In this task we have made three submissions. The first one has been generated by Gradient Boosting with the three types of features: LIWC, domain names TF-IDF and text TF-IDF. The second submission we have done with Albert transformer with albert-base language model and the article text as input with a sequence length of 150. Moreover, for primary submission we have used the same type of transformer but with a sequence length of 200.
With the best of these submissions we have achieved an F1-macro measure of 0.468 which places us in fourth position among 25 participants.
Table 8 shows our reproduction of the results obtained by the three submissions. Unlike what happened in the dev dataset, with the test dataset the best model has been the Gradient Boosting classifier that uses the features based on LIWC, domain names TF-IDF and text TF-IDF. This tells us that although transformer models can perform well in the fake news detection task with little or no feature engineering, the use of text analysis tools like LIWC along with other handcrafted features can still be useful for profiling fake news.
In this edition of CheckThat! Lab, our team has explored the two main tasks in detecting fake news: the selection of sentences or tweets to verify and the verification of these elements themselves.
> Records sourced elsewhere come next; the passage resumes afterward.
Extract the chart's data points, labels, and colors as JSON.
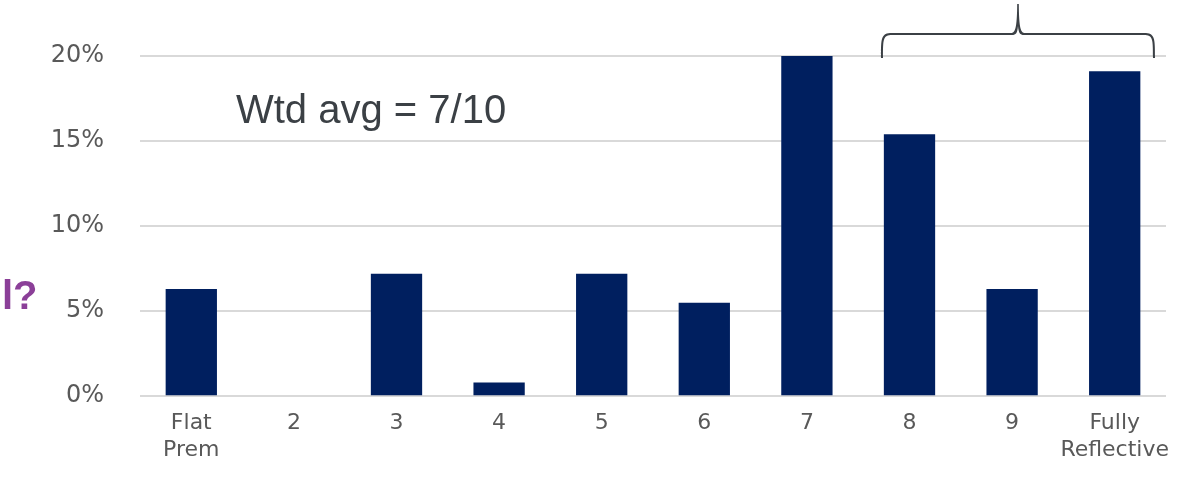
{
  "chart_data": {
    "type": "bar",
    "categories": [
      "Flat Prem",
      "2",
      "3",
      "4",
      "5",
      "6",
      "7",
      "8",
      "9",
      "Fully Reflective"
    ],
    "values": [
      6.3,
      0,
      7.2,
      0.8,
      7.2,
      5.5,
      20,
      15.4,
      6.3,
      19.1
    ],
    "color": "#001f5f",
    "ylim": [
      0,
      20
    ],
    "yticks": [
      {
        "value": 0,
        "label": "0%"
      },
      {
        "value": 5,
        "label": "5%"
      },
      {
        "value": 10,
        "label": "10%"
      },
      {
        "value": 15,
        "label": "15%"
      },
      {
        "value": 20,
        "label": "20%"
      }
    ],
    "grid": "y",
    "legend": false,
    "annotations": [
      "Wtd avg = 7/10",
      "l?"
    ]
  }
}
Regarding the check-worthiness task, we have verified that the transformer models can extract the latent features present in the tweets more efficiently than other methods, although is necessary to carefully choose the appropriate data model for the task, with large performance differences between some models and others.
Our participation in the English version of this task has been very positive, obtaining the first position, while in the Spanish version we have been in fourth place. We have also detected that in Spanish the mean average precision on the dev dataset (0.495) was much lower than that obtained in English (0.849). This may be due to the fact that the dataset used is not specifically pre-trained on tweets or on Spanish politics.
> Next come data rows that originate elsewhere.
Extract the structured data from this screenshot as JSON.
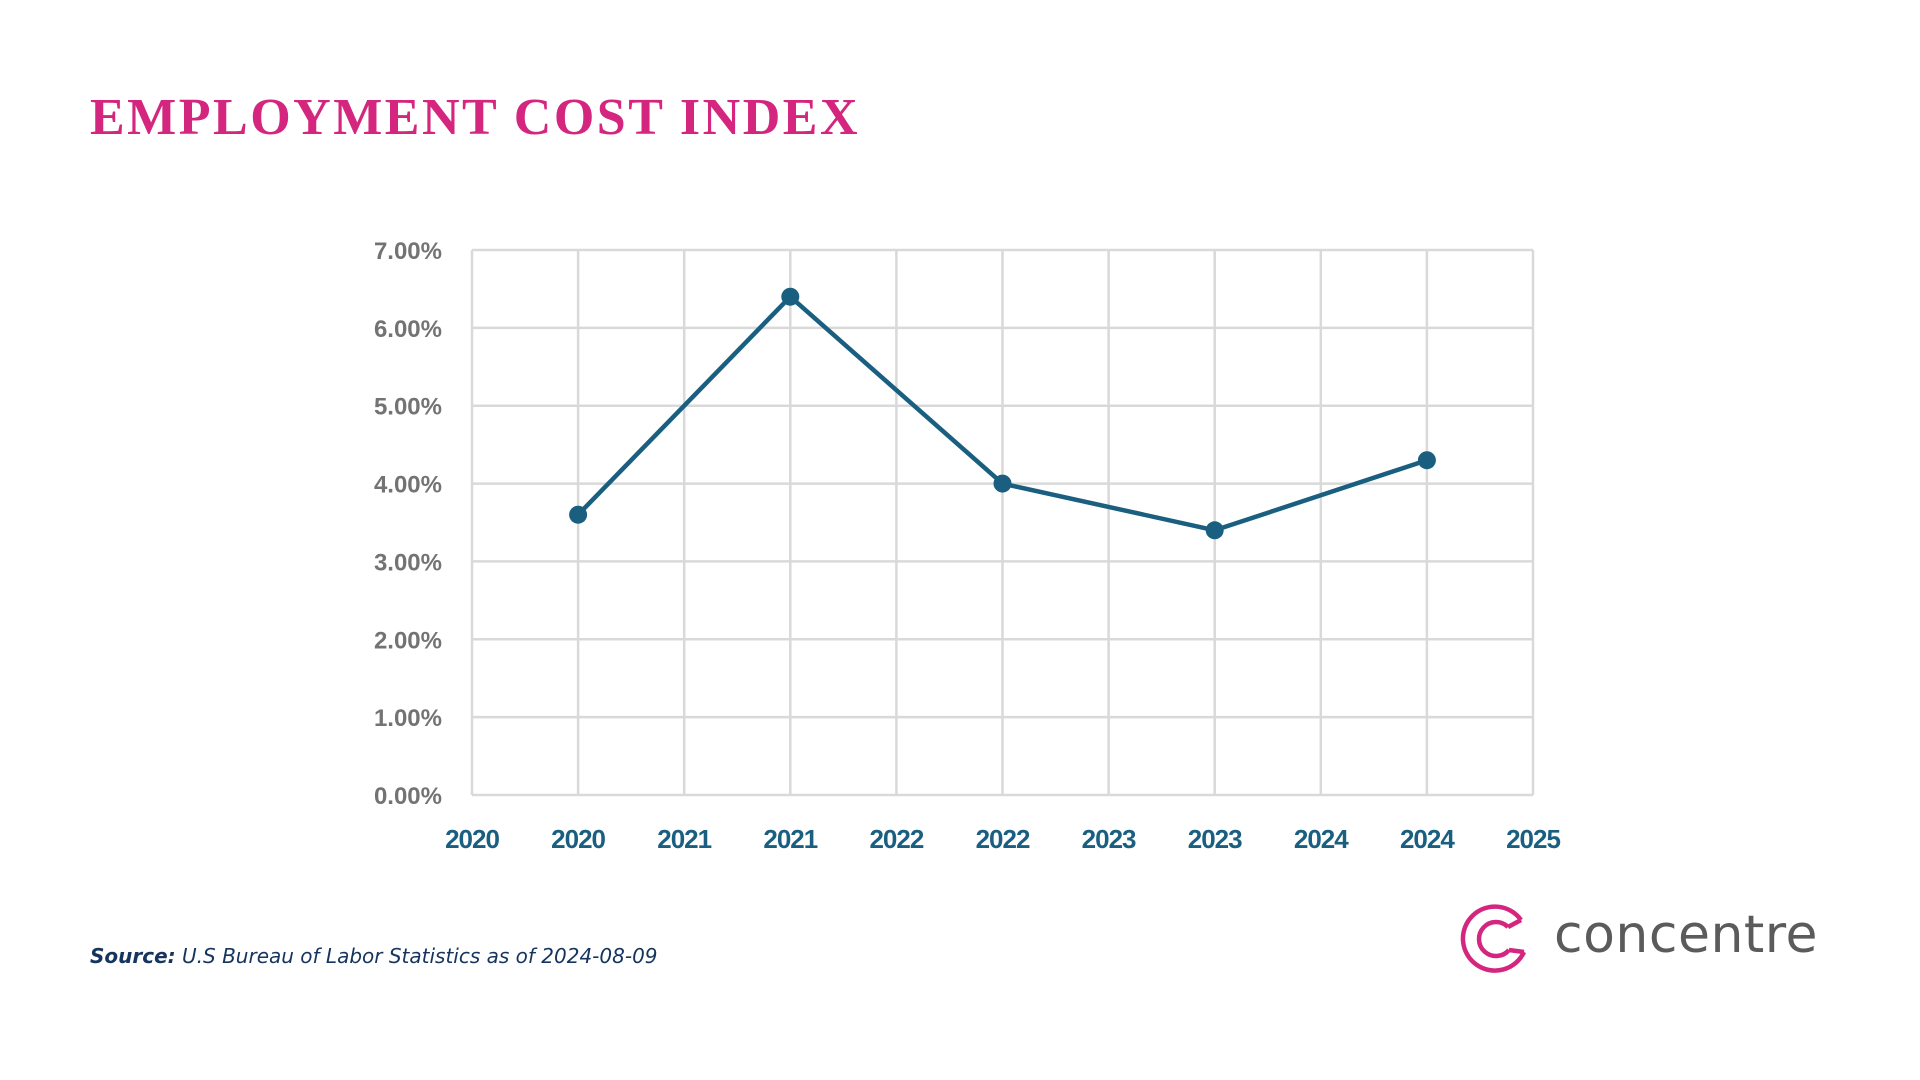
{
  "header": {
    "title": "EMPLOYMENT COST INDEX"
  },
  "chart_data": {
    "type": "line",
    "title": "EMPLOYMENT COST INDEX",
    "xlabel": "",
    "ylabel": "",
    "x_tick_labels": [
      "2020",
      "2020",
      "2021",
      "2021",
      "2022",
      "2022",
      "2023",
      "2023",
      "2024",
      "2024",
      "2025"
    ],
    "y_tick_labels": [
      "0.00%",
      "1.00%",
      "2.00%",
      "3.00%",
      "4.00%",
      "5.00%",
      "6.00%",
      "7.00%"
    ],
    "ylim": [
      0,
      7
    ],
    "grid": true,
    "legend": "none",
    "series": [
      {
        "name": "Employment Cost Index",
        "color": "#1a5f80",
        "points": [
          {
            "tick_index": 1,
            "label": "2020",
            "value": 3.6
          },
          {
            "tick_index": 3,
            "label": "2021",
            "value": 6.4
          },
          {
            "tick_index": 5,
            "label": "2022",
            "value": 4.0
          },
          {
            "tick_index": 7,
            "label": "2023",
            "value": 3.4
          },
          {
            "tick_index": 9,
            "label": "2024",
            "value": 4.3
          }
        ]
      }
    ]
  },
  "footer": {
    "source_lead": "Source:",
    "source_text": " U.S Bureau of Labor Statistics as of  2024-08-09"
  },
  "brand": {
    "name": "concentre",
    "logo_icon": "concentric-c-icon",
    "accent_color": "#d4267f",
    "text_color": "#5b5b5b"
  }
}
In the task of detecting fake news we have participated with two different approaches. On the one hand, we have used transformer models trying to extract linguistic features that identify fraudulent articles, and expecting good behavior from them. On the other hand, we have used a fairly simple Gradient Boosting classifier that uses linguistic features extracted through the LIWC tool, TF-IDF text features, and a TF-IDF representation of domain names retrieved from a Google search. We have used this second system as contrastive submission since its results were inferior to those of the transformer models. However, in the test dataset the best performance was obtained with this last model.
Being our first participation in a fake news detection task, the result was positive, obtaining fourth place among 25 participants.
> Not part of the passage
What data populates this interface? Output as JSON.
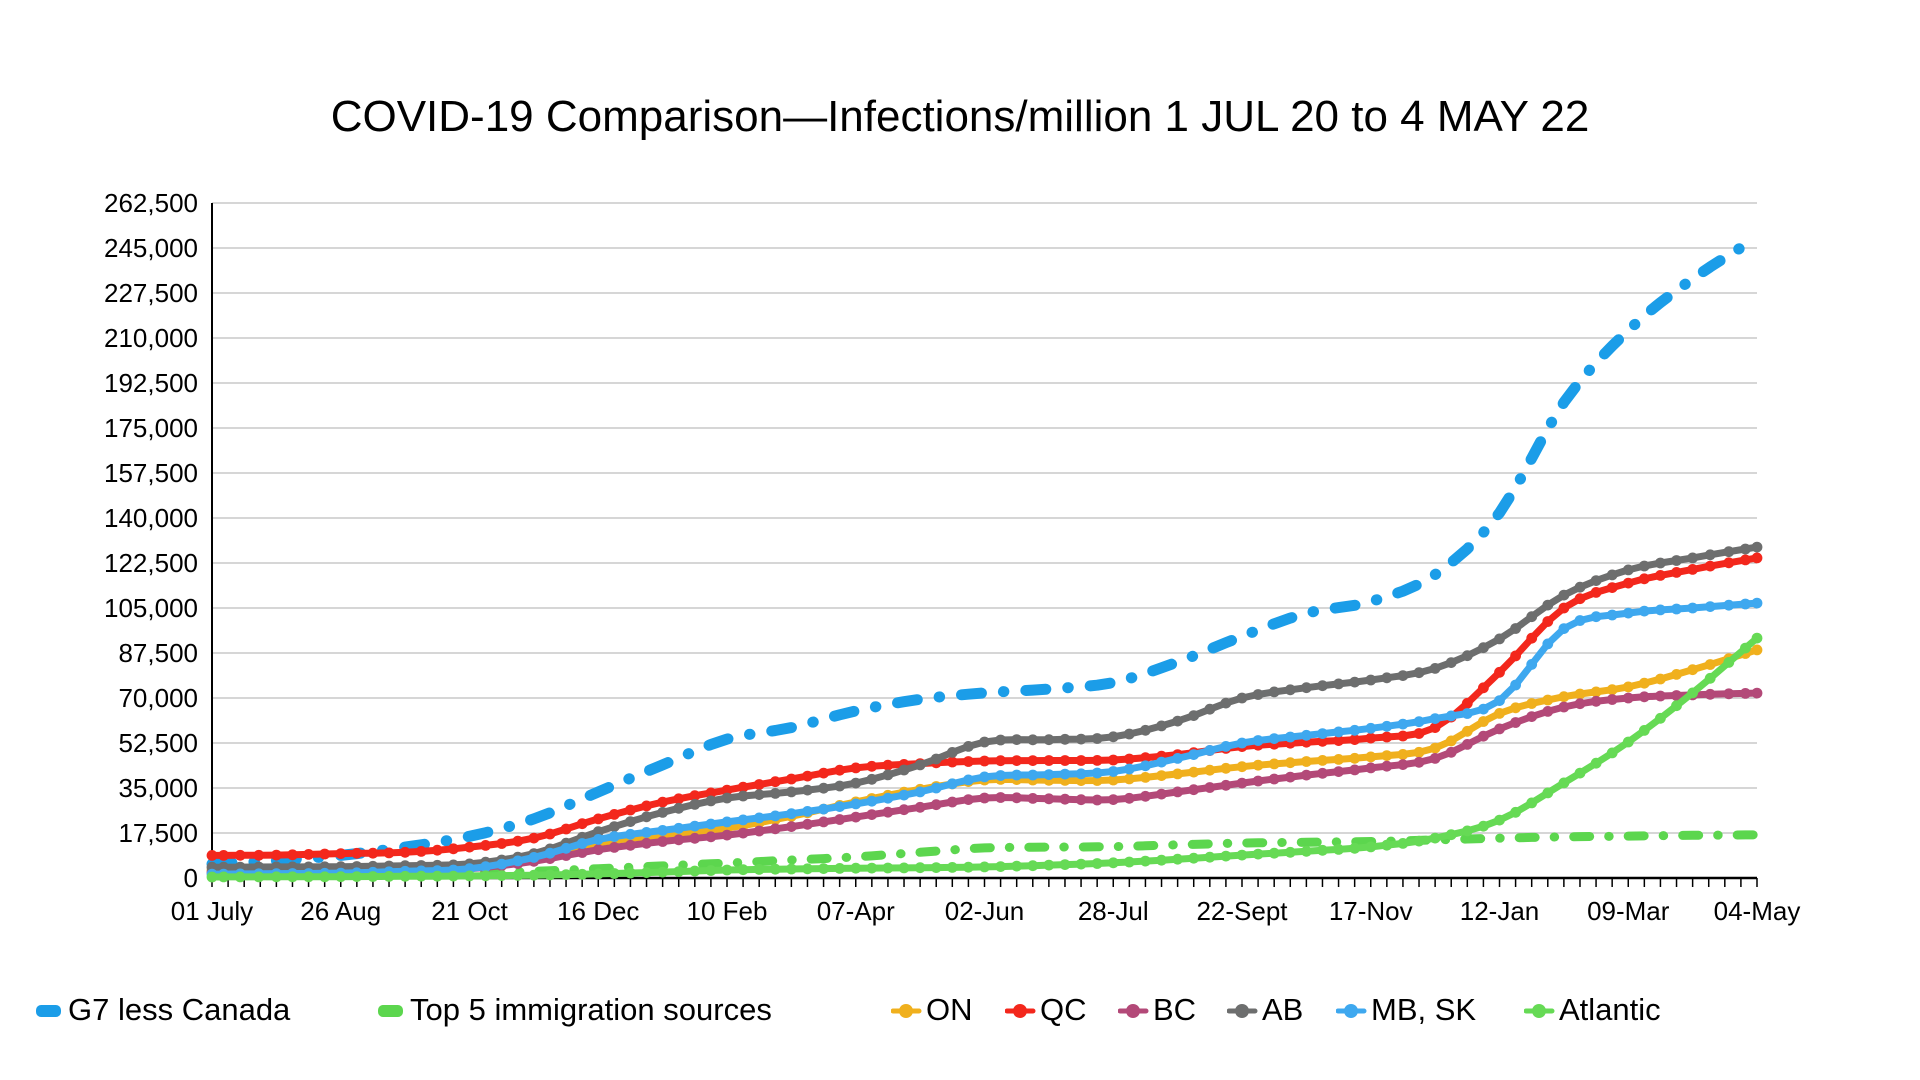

We think that although it can always be improved, the check-worthiness task can be approached reasonably well by means of transformers models, so our future work will be mainly devoted to investigating alternative methods to those used in this laboratory to tackle the task of fact-checking and detection of fake news, for example using knowledge methods to verify claims.
This work has been partially supported by the Spanish Ministry of Science and Innovation within the DOTT-HEALTH Project (MCI/AEI/FEDER, UE) under Grant PID2019-106942RB-C32, as well as project EXTRAE II (IMIENS 2019) and the research network AEI RED2018-102312-T (IA-Biomed).